Posts Tagged The Beatles
This Tiling Never Repeats (Split Enz parody)
Posted by Angela Brett in News on October 29, 2023
I mentioned in a previous post that I was working on a parody of History Never Repeats, by Split Enz, about the aperiodic monotiles that have been found recently. I’ve finished it, so here are the lyrics:
This tiling never repeats
Unending plane the kite and dart complete
We wish to show we can improve
We may assume, there’s always more to prove
It was the best we used to know
From David Smith, a savage blow
Penrose is great, but now we sing
A monotile beats his tiling!
This tiling never repeats
But some might say, reflected tiles are cheats
We wish to show we can improve
We may assume, there’s always more to prove
You say we’ve all been played for fools
We can’t reflect, if that’s the rule
Better to work than make dispute
They made a change and now it’s moot
This tiling never repeats
There’s not a need the Spectre doesn’t meet
And there’s a way to make more and more
Leading us to a space we can explore
This tiling never repeats, this tiling never repeats
Infinite shapes, just turn the dials
Aperiodic monotiles
Pick one and all the plane is spanned
We think at last we understand
This tiling never repeats
A manifold with manifold defeats
And there’s a way to make more and more
Leading us to a space we can explore
Never repeats!
Never repeats!
Never repeats!
This joins Symmetry and Seven Bridges (of Königsberg) Road in Joey’s and my submissions for this year’s MathsJamJam. Joey Marianer (yes, the one that I’ve somehow ended up married to!) also sang (and sent for inclusion in the Jam) Polygon Pam, a parody of The Beatles’ Polythene Pam written by Chella Quint:
I look forward to seeing Joey at MathsJam (and then Chella afterwards) and singing them together! I also look forward to eating some aperiodic monotile confections which will inevitably be baked for the MathsJam BakeOff.

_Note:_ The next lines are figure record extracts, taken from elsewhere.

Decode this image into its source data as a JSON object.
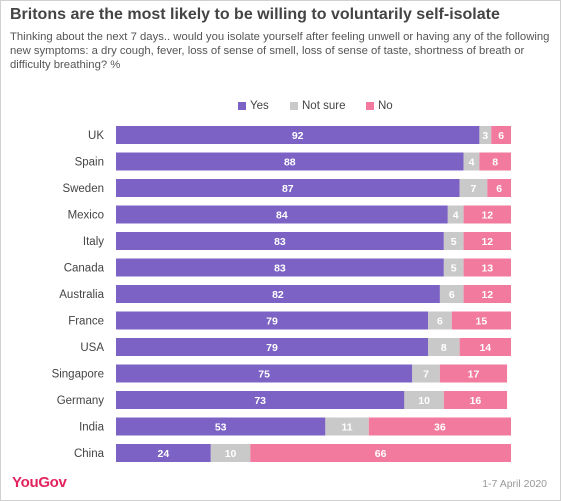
{
  "title": "Britons are the most likely to be willing to voluntarily self-isolate",
  "subtitle": "Thinking about the next 7 days.. would you isolate yourself after feeling unwell or having any of the following new symptoms: a dry cough, fever, loss of sense of smell, loss of sense of taste, shortness of breath or difficulty breathing? %",
  "brand": "YouGov",
  "date": "1-7 April 2020",
  "colors": {
    "yes": "#7b62c4",
    "not_sure": "#c9c9c9",
    "no": "#f27a9f"
  },
  "chart_data": {
    "type": "bar",
    "orientation": "horizontal",
    "stacked": true,
    "legend_position": "top",
    "categories": [
      "UK",
      "Spain",
      "Sweden",
      "Mexico",
      "Italy",
      "Canada",
      "Australia",
      "France",
      "USA",
      "Singapore",
      "Germany",
      "India",
      "China"
    ],
    "series": [
      {
        "name": "Yes",
        "values": [
          92,
          88,
          87,
          84,
          83,
          83,
          82,
          79,
          79,
          75,
          73,
          53,
          24
        ]
      },
      {
        "name": "Not sure",
        "values": [
          3,
          4,
          7,
          4,
          5,
          5,
          6,
          6,
          8,
          7,
          10,
          11,
          10
        ]
      },
      {
        "name": "No",
        "values": [
          6,
          8,
          6,
          12,
          12,
          13,
          12,
          15,
          14,
          17,
          16,
          36,
          66
        ]
      }
    ],
    "xlim": [
      0,
      100
    ]
  }
}
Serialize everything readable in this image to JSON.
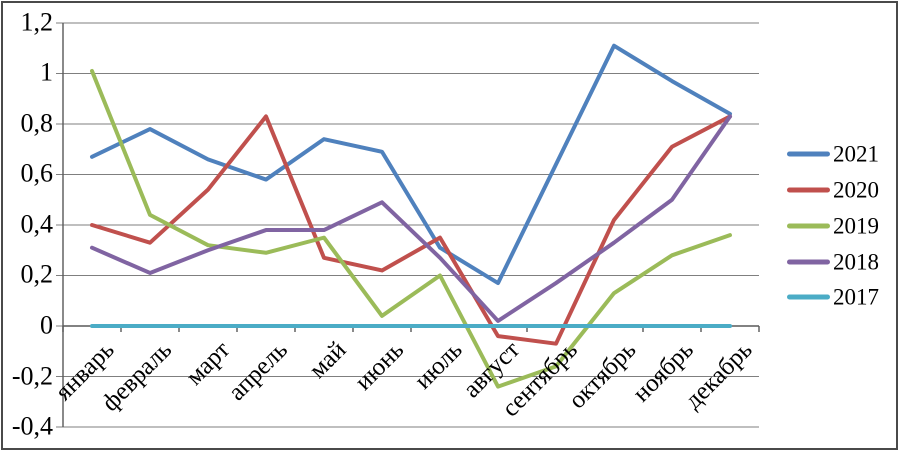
{
  "chart_data": {
    "type": "line",
    "title": "",
    "xlabel": "",
    "ylabel": "",
    "categories": [
      "январь",
      "февраль",
      "март",
      "апрель",
      "май",
      "июнь",
      "июль",
      "август",
      "сентябрь",
      "октябрь",
      "ноябрь",
      "декабрь"
    ],
    "series": [
      {
        "name": "2021",
        "color": "#4F81BD",
        "values": [
          0.67,
          0.78,
          0.66,
          0.58,
          0.74,
          0.69,
          0.31,
          0.17,
          0.64,
          1.11,
          0.97,
          0.84
        ]
      },
      {
        "name": "2020",
        "color": "#C0504D",
        "values": [
          0.4,
          0.33,
          0.54,
          0.83,
          0.27,
          0.22,
          0.35,
          -0.04,
          -0.07,
          0.42,
          0.71,
          0.83
        ]
      },
      {
        "name": "2019",
        "color": "#9BBB59",
        "values": [
          1.01,
          0.44,
          0.32,
          0.29,
          0.35,
          0.04,
          0.2,
          -0.24,
          -0.16,
          0.13,
          0.28,
          0.36
        ]
      },
      {
        "name": "2018",
        "color": "#8064A2",
        "values": [
          0.31,
          0.21,
          0.3,
          0.38,
          0.38,
          0.49,
          0.27,
          0.02,
          0.17,
          0.33,
          0.5,
          0.83
        ]
      },
      {
        "name": "2017",
        "color": "#4BACC6",
        "values": [
          0.0,
          0.0,
          0.0,
          0.0,
          0.0,
          0.0,
          0.0,
          0.0,
          0.0,
          0.0,
          0.0,
          0.0
        ]
      }
    ],
    "y_ticks": [
      "1,2",
      "1",
      "0,8",
      "0,6",
      "0,4",
      "0,2",
      "0",
      "-0,2",
      "-0,4"
    ],
    "y_tick_values": [
      1.2,
      1.0,
      0.8,
      0.6,
      0.4,
      0.2,
      0.0,
      -0.2,
      -0.4
    ],
    "ylim": [
      -0.4,
      1.2
    ],
    "grid": true,
    "legend_position": "right",
    "gridline_color": "#7F7F7F",
    "axis_color": "#595959",
    "decimal_separator": ","
  }
}
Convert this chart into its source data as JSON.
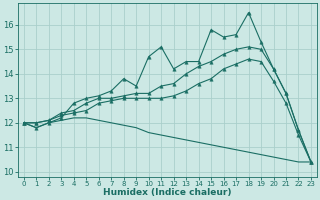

I mentioned in a different post that Joey had been working on some cover songs which I was excited to share. The one I was most excited about is a slow cover of Entire Dog by Worm Quartet. It lasts almost twice as long as the rather frenetic original, and Joey initially sang it this way completely off-the-cuff one day over FaceTime. After a few slight revisions, I declared it was so good it should be stolen and used on Glee. But Joey kept singing it to me and making it even better.
If you think Joey made a mistake with some SI prefixes, read the video description. To really tie the post together, here’s a slow cover of a frenetic Worm Quartet song that also mentions math — and other kinds of multiplication… let’s just say it’s NSFW — Tired Of Not:
Both of these songs are on Worm Quartet’s new album, Carpe Tedium, which I highly recommend. Joey has been practising genre-benring covers of several more tracks from it, too.